> I’ve never understood why voice recognition has always attempted to be complet...

setr · on May 9, 2023

I mean, right now the current state is effectively an undiscoverable control language, with somewhat flexibility but generally fails/unreliable unless you restrict yourself to very specific language — language that differs based on the task executed, often with similar but different specific formats required to do similar actions

I’d argue that if the current state is at all acceptable, then a consistent, teachable and specific language format would be an improvement in every way — and you can have an “actual” feedback loop because there’s a much more limited set of valid inputs, so your errors can be much more precise (and made human-friendly, without, I think, made merely programmer-friendly).

As it stands, I’ve never managed a dialogue with Siri/Alexa; it either ingests my input correctly, rejects it as an invalid action, does something completely wrong, or produces a “could not understand.. did you mean <gibberish>?”.

Having the smart-ai dialogue would be great if I could have it, but for the last decade that simply isn’t a thing that occurs.
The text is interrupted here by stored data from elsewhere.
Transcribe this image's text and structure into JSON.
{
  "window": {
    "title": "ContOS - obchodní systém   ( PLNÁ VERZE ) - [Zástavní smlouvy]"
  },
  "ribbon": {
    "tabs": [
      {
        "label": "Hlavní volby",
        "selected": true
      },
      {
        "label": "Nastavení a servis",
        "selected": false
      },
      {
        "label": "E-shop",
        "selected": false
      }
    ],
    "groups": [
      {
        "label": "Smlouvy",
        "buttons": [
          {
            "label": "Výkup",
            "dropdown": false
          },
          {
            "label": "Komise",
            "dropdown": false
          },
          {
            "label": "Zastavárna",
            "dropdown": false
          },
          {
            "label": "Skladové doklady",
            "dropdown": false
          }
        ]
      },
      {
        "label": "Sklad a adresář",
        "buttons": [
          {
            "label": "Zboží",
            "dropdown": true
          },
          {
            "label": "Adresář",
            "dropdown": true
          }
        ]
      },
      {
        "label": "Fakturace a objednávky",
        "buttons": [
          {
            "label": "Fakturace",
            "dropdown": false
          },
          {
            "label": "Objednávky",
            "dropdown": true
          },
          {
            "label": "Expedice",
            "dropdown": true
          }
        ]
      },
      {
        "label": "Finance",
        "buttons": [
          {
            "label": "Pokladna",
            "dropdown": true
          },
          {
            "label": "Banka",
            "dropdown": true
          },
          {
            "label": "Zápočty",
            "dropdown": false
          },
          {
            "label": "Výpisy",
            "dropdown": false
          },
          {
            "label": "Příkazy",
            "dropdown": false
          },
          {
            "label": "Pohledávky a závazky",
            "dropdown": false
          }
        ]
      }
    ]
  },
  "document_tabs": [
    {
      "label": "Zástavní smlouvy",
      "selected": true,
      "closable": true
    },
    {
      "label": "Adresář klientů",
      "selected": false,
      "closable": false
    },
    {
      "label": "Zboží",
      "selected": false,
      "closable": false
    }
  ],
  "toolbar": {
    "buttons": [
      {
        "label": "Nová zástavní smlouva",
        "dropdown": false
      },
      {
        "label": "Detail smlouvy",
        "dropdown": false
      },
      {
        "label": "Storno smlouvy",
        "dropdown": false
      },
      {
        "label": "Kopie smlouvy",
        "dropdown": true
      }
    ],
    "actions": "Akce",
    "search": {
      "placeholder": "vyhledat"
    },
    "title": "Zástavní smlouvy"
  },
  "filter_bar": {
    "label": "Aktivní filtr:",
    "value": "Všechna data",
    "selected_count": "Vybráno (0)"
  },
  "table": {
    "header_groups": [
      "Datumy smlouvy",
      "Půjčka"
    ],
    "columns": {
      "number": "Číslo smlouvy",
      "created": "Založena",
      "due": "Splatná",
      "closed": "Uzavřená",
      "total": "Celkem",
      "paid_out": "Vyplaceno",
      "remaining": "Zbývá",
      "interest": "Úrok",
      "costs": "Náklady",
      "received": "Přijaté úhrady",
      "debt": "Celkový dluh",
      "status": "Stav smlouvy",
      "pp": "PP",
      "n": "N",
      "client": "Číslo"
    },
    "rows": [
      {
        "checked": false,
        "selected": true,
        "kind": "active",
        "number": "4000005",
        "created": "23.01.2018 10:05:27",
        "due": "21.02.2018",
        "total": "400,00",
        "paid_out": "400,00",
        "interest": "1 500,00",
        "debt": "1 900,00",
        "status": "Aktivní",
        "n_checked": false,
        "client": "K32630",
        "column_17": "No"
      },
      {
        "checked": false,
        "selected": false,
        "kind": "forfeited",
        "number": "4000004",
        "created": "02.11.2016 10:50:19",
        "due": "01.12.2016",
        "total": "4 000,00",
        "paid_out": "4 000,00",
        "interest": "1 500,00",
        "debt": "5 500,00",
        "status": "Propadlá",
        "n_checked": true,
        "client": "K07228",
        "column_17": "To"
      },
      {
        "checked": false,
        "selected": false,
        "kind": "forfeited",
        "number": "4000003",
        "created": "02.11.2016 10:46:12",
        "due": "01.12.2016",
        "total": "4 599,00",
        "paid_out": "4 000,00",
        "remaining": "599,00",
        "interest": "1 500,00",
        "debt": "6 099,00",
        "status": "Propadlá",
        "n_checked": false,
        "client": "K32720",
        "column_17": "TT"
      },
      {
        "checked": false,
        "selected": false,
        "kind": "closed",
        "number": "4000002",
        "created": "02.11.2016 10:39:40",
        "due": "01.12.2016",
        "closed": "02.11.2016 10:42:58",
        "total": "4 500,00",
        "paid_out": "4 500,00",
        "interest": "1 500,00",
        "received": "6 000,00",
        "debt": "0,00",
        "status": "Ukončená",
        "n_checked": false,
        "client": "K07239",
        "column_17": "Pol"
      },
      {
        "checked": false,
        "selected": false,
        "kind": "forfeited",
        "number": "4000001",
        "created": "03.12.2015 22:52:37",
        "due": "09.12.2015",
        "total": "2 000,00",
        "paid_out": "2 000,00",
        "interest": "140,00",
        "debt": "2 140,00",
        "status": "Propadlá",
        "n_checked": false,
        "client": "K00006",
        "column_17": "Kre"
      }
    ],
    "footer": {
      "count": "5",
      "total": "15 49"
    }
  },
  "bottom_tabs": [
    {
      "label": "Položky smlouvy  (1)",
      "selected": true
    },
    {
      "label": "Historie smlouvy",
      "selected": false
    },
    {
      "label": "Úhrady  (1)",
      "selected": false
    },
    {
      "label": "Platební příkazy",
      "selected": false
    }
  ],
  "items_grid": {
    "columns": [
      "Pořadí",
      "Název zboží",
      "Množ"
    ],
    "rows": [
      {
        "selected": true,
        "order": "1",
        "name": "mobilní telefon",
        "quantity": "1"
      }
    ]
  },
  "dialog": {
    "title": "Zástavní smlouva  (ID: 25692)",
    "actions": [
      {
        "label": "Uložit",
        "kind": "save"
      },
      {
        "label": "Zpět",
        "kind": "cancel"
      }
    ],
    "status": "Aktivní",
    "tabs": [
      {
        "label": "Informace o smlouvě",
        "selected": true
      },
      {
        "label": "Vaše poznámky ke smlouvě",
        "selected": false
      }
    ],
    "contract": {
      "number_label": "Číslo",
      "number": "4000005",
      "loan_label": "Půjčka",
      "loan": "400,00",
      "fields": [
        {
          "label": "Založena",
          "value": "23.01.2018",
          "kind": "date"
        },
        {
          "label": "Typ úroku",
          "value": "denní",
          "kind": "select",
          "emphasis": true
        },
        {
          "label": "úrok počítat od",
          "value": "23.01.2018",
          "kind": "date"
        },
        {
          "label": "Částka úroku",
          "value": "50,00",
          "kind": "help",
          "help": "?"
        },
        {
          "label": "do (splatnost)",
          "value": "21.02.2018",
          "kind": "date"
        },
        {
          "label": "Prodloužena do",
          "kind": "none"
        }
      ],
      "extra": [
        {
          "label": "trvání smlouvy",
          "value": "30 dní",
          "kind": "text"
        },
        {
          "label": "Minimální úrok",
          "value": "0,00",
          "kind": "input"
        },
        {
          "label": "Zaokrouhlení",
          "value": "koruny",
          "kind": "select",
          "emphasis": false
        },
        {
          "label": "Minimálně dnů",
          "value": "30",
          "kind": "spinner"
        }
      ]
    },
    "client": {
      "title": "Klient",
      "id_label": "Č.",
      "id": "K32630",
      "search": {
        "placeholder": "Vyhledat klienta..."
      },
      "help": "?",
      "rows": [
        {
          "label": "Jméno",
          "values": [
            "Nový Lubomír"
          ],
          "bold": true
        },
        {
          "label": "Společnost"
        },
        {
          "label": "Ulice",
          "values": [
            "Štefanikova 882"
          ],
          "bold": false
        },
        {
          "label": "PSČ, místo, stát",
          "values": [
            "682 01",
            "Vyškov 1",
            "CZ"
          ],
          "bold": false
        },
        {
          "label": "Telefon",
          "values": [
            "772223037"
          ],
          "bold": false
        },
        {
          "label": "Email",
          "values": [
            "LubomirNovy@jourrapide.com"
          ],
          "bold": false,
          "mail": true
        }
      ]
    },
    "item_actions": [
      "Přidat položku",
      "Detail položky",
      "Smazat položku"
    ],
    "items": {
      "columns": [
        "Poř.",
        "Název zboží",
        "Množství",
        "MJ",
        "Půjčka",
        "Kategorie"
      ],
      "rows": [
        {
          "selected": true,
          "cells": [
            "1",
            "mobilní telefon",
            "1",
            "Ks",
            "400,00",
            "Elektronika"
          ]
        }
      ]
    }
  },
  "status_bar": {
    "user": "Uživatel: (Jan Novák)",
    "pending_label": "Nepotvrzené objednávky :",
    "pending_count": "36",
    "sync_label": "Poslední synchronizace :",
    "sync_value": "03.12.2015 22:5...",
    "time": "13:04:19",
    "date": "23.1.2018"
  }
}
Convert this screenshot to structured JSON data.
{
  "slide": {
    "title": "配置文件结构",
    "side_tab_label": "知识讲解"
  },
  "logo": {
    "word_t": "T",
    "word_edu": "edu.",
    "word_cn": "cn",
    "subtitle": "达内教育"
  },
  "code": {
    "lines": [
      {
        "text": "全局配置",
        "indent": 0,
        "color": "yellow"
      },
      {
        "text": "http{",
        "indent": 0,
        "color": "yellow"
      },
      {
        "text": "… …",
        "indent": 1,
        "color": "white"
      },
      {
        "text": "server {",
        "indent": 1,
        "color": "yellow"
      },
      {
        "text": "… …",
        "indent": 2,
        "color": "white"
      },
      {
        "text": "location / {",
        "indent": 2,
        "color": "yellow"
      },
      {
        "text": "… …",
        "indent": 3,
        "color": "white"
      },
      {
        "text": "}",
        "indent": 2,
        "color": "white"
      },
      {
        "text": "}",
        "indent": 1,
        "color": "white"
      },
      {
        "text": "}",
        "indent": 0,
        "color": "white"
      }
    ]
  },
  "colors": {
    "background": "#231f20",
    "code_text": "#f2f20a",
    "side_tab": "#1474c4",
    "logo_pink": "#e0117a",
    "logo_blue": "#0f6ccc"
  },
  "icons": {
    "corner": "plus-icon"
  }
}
Perhaps with GPT and it’s peers, but afaik GPT doesn’t have a response->object model that could be actioned on, so the conversation would sound smoother but be just as incompetent at actually understanding whatever you’re looking to do. I think this is basically the “sufficiently smart compiler” problem, that never comes to fruition in practice

SargeDebian · on May 9, 2023

It's like using a CLI where the argument structure is inconsistent and there is no way to list commands and their arguments in a practical way.

andsoitis · on May 9, 2023

Close your eyes and imagine that CLI system is instead voice / dialog based. The tedium. For bonus points, imagine you’re in a space shared with others. Doesn’t work that well…

chezelenkoooo · on May 10, 2023

What? No, I think it'd be great! I'd love to be able to say out loud "kube get pods pipe grep service" and the output to be printed on the terminal. I _don't_ want to say "Hey Google, list the pods in kubernetes and look for customer service".

The transfer between my language and what I can type is great. It starts becoming more complex once you need to add countless flags, but again, a structured approach can fix this.